Wednesday, May 4, 2011

Economics, Real Estate and the Supply of Land

As a general rule, economists relying on supply and demand curves without properly discussing the assumptions that sit underneath their graphs can be ignored.

Alan Evans' book Economics, Real Estate and the Supply of Land is an effort to refute Ricardian notions of land supply and rent, and offer an alternative neoclassical theory of land supply. The arguments in this book are taken by many who believe that reducing government involvement in town planning will decrease the price of housing. Evans’ reasoning is questionable to say the least, and supported by elaborate graphs with often biased assumptions and interpretations.

One of Evans’ aims is to refute the Ricardian proposition ‘that the price of land is high because the price of corn [read: houses] is high, and not vice versa’.

To do this he constructs a model economy with a fixed land supply where two agricultural uses compete for land – potatoes and corn. In the figure below we see his construction of this economy on the left, with demand for corn inverted so that the intersection of corn and potato demand determines the equilibrium share of land devoted to each crop, and the equilibrium rent of land at point A.

He then proceeds to add a demand shock to potatoes ‘for some reason’. The new blue line represents the new increased demand for potatoes which enables potato growers to bid up prices for land previously grown for corn and reduce the amount of land used to grow corn. He concludes with the following -

Now it is quite clear that the increase in the rent of land is not caused by the increase in the price of corn. Exactly the reverse is true. The price of corn has risen because the price of land has risen.
...
The rent for land is not solely determined by the demand for the product.


His conclusions are wrong.

First, it is still quite clear that at the new equilibrium the price of land for corn is still determined by the new higher price for corn. You could just as easily argue that every time a potato grower buys land from a corn grower he decreases the output of corn and the price of corn rises, thereby leading to an increase in the rents of land available for growing corn.

Second, he fails to notice that all he has done with the model is to demonstrate the inflation mechanism following an increase in money supply for one purpose. He increases total demand (potatoes plus corn) but shifts preferences towards potatoes so that corn demand is constant. The end result of his demand increase is to increase all prices in the model economy – potatoes, corn and rent.

Followers of Say would jump straight to this conclusion. You can’t simply increase total demand in the economy – demand is comprised of supply.

An actual demand shock, which models a change in preferences from corn to potatoes, is shown in the right hand side figure. You will notice that total demand remains constant and therefore the rents for this fixed quantity of land also remain constant.

So no, land rents do not determine prices. Prices determine rents.

Another example of poor reasoning is when Evans argues against a 100% land value tax. He argues that a tax of that nature would ‘freeze’ land development because there would be no incentive for a owner of agricultural land to sell his land to a developer for housing development, since he would not capture any of the value uplift.

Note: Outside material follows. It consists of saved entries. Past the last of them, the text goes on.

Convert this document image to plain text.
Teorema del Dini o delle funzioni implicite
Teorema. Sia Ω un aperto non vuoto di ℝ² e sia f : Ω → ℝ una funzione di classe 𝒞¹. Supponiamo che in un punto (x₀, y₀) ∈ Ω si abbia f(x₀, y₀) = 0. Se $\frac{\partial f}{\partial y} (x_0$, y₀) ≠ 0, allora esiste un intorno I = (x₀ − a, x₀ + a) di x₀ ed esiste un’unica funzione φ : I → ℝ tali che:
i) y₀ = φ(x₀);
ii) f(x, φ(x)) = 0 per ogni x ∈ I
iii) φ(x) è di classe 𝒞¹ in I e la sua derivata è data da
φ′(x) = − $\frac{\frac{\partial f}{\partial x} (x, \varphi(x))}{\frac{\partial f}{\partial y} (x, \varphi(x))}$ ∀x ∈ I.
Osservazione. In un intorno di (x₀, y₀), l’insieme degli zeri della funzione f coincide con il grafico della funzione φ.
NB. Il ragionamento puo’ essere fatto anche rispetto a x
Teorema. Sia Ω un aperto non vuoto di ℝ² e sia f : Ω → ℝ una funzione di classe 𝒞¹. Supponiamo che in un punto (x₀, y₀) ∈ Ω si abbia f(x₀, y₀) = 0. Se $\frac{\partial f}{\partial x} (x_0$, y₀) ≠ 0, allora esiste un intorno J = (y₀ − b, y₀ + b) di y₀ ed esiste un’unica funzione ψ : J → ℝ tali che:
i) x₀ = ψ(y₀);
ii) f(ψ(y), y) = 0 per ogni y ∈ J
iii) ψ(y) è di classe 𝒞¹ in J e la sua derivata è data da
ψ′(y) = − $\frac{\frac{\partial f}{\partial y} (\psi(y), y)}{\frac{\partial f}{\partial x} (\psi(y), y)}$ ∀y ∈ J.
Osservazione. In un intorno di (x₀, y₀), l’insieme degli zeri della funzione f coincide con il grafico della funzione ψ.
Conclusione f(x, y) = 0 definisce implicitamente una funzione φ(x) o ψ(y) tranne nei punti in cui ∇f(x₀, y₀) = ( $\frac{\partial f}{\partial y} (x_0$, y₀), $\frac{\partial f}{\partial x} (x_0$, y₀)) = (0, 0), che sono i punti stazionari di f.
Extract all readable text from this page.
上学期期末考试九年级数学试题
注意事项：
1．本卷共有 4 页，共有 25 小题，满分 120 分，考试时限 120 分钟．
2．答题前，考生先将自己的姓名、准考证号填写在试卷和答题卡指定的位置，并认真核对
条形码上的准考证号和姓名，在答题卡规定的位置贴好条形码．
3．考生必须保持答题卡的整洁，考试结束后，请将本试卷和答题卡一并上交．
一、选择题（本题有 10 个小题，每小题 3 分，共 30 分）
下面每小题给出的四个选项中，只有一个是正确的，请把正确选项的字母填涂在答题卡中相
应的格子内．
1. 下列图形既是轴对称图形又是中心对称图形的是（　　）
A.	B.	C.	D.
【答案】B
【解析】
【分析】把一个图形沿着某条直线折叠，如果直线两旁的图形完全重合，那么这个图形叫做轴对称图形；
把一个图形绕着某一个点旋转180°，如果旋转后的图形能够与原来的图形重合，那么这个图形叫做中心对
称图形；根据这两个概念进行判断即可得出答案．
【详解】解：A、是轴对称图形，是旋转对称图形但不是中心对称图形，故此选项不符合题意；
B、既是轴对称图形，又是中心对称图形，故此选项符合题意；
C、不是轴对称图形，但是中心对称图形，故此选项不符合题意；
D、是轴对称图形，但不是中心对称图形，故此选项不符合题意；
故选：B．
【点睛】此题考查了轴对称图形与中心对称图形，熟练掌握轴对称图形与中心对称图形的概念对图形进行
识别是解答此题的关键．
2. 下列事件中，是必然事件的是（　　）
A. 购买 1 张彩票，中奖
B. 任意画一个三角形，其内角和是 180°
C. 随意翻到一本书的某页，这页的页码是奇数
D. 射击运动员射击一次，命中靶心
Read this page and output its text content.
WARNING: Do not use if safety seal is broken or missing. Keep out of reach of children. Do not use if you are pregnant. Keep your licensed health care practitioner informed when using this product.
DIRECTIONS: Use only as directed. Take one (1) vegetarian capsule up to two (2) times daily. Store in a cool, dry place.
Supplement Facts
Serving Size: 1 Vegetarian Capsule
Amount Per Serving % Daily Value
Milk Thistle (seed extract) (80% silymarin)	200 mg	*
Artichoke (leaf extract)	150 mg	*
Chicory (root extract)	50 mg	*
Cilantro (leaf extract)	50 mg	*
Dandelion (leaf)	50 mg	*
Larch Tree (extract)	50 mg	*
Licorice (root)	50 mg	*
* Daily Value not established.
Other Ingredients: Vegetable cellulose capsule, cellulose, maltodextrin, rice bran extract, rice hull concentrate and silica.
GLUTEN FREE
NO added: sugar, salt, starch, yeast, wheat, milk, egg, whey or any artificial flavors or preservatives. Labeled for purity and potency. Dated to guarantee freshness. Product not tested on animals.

The rent achieved by the owner of the land will remain the same as when it is rented to the farmer – zero.

Yet in chapter 8 he argues that the value of land grows in anticipation of future higher value uses. In these cases, when the site is genuinely worth more as housing, the tax would be at a rate that reflects that higher value, and not the agricultural value. Therefore, the owner of the land will be facing a tax on the land value for housing while only receiving rents at agricultural values. As the city expands and the value of his land for housing surpasses the value for agriculture, he has a great incentive to sell or develop immediately to avoid losses.

Although I don’t support a 100% land value tax, I do support shifting the tax burden towards land and fixed rights to natural resources.

What we do learn from this book is that even the experts are prone to bias that affects their ability to apply objective logic and reason.